Uncertainty awareness: Reasoning models are more likely to correctly identify when they don’t know something, partly because the reasoning process surfaces the places where their knowledge runs out.

Worse for simple tasks: Reasoning models often produce lower quality outputs for tasks that don’t benefit from extended thinking. If you ask a reasoning model to “write a short email,” the thinking preamble can confuse the output or produce an overengineered response. Use standard models for straightforward tasks.

Higher variance: Because the reasoning process explores multiple paths, outputs can vary more than standard model outputs for the same prompt. Multiple runs of the same hard problem may produce different valid approaches.

Tradeoffs to know before deploying

Dimension	Standard LLM	Reasoning Model
Latency	Low (single pass)	High (N thinking tokens + answer)
Cost	Per-output-token	Per-output-token × thinking multiplier
Hard reasoning	Moderate	Significantly better
Simple tasks	Fast, good	Slower, sometimes worse
Formatting control	High	Moderate (thinking may interfere)
Streaming UX	Clean	Awkward (when thinking is shown)

The practical guidance: use reasoning models selectively, for tasks where the quality improvement justifies the latency and cost. They’re not general-purpose replacements for standard LLMs — they’re specialized tools for hard problems.

Where the field is going

Adaptive compute: Models that determine how much to think based on difficulty, rather than always using a fixed budget or always using maximum tokens. Early work here is promising.

Process reward models: Dedicated models trained to evaluate intermediate reasoning steps rather than just final answers. These make RL training more stable and allow verifying reasoning quality without ground-truth labels.

Reasoning in retrieval and agentic contexts: Combining extended thinking with tool use and multi-step agentic loops. The interaction between reasoning models and external tools is still being worked out — currently reasoning models don’t always use tools effectively during their thinking phase.

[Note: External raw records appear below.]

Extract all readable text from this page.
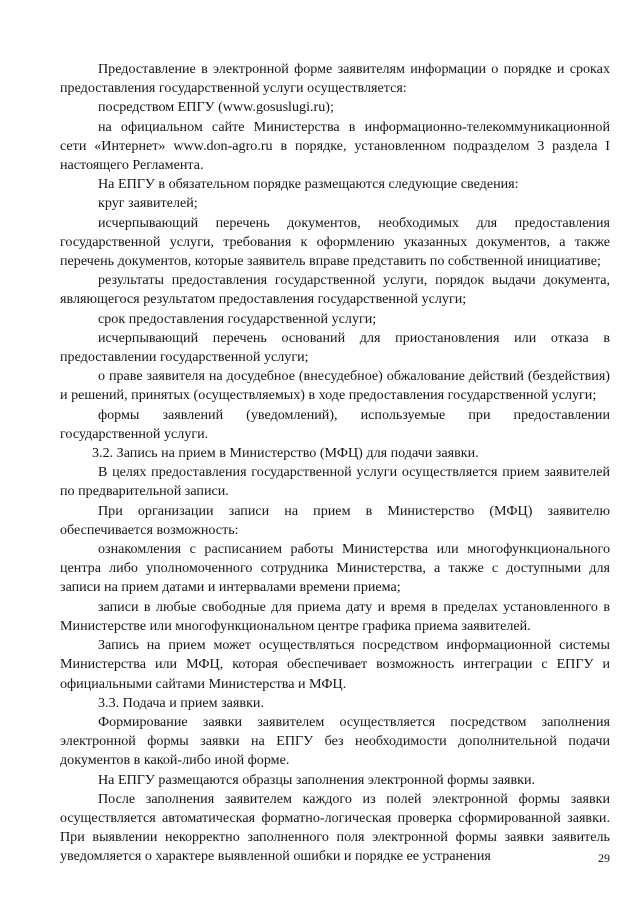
Предоставление в электронной форме заявителям информации о порядке и сроках предоставления государственной услуги осуществляется:

посредством ЕПГУ (www.gosuslugi.ru);

на официальном сайте Министерства в информационно-телекоммуникационной сети «Интернет» www.don-agro.ru в порядке, установленном подразделом 3 раздела I настоящего Регламента.

На ЕПГУ в обязательном порядке размещаются следующие сведения:

круг заявителей;

исчерпывающий перечень документов, необходимых для предоставления государственной услуги, требования к оформлению указанных документов, а также перечень документов, которые заявитель вправе представить по собственной инициативе;

результаты предоставления государственной услуги, порядок выдачи документа, являющегося результатом предоставления государственной услуги;

срок предоставления государственной услуги;

исчерпывающий перечень оснований для приостановления или отказа в предоставлении государственной услуги;

о праве заявителя на досудебное (внесудебное) обжалование действий (бездействия) и решений, принятых (осуществляемых) в ходе предоставления государственной услуги;

формы заявлений (уведомлений), используемые при предоставлении государственной услуги.

3.2. Запись на прием в Министерство (МФЦ) для подачи заявки.

В целях предоставления государственной услуги осуществляется прием заявителей по предварительной записи.

При организации записи на прием в Министерство (МФЦ) заявителю обеспечивается возможность:

ознакомления с расписанием работы Министерства или многофункционального центра либо уполномоченного сотрудника Министерства, а также с доступными для записи на прием датами и интервалами времени приема;

записи в любые свободные для приема дату и время в пределах установленного в Министерстве или многофункциональном центре графика приема заявителей.

Запись на прием может осуществляться посредством информационной системы Министерства или МФЦ, которая обеспечивает возможность интеграции с ЕПГУ и официальными сайтами Министерства и МФЦ.

3.3. Подача и прием заявки.

Формирование заявки заявителем осуществляется посредством заполнения электронной формы заявки на ЕПГУ без необходимости дополнительной подачи документов в какой-либо иной форме.

На ЕПГУ размещаются образцы заполнения электронной формы заявки.

После заполнения заявителем каждого из полей электронной формы заявки осуществляется автоматическая форматно-логическая проверка сформированной заявки. При выявлении некорректно заполненного поля электронной формы заявки заявитель уведомляется о характере выявленной ошибки и порядке ее устранения	29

Open-source reasoning models: DeepSeek-R1 and its derivatives have demonstrated that the reasoning model capability is replicable at reasonable cost. The core techniques — RL on verifiable tasks, chain-of-thought training — are now widely understood and being reproduced across the research community.

Reasoning models represent a qualitative shift in what language models can do with hard problems. The engineering tradeoffs are real, but for the right tasks — competition-level math, multi-step code synthesis, complex scientific reasoning — the performance difference is large enough to justify the cost.

Understanding how they work — inference-time compute, RL training, thinking budgets — is essential for making good decisions about when and how to use them.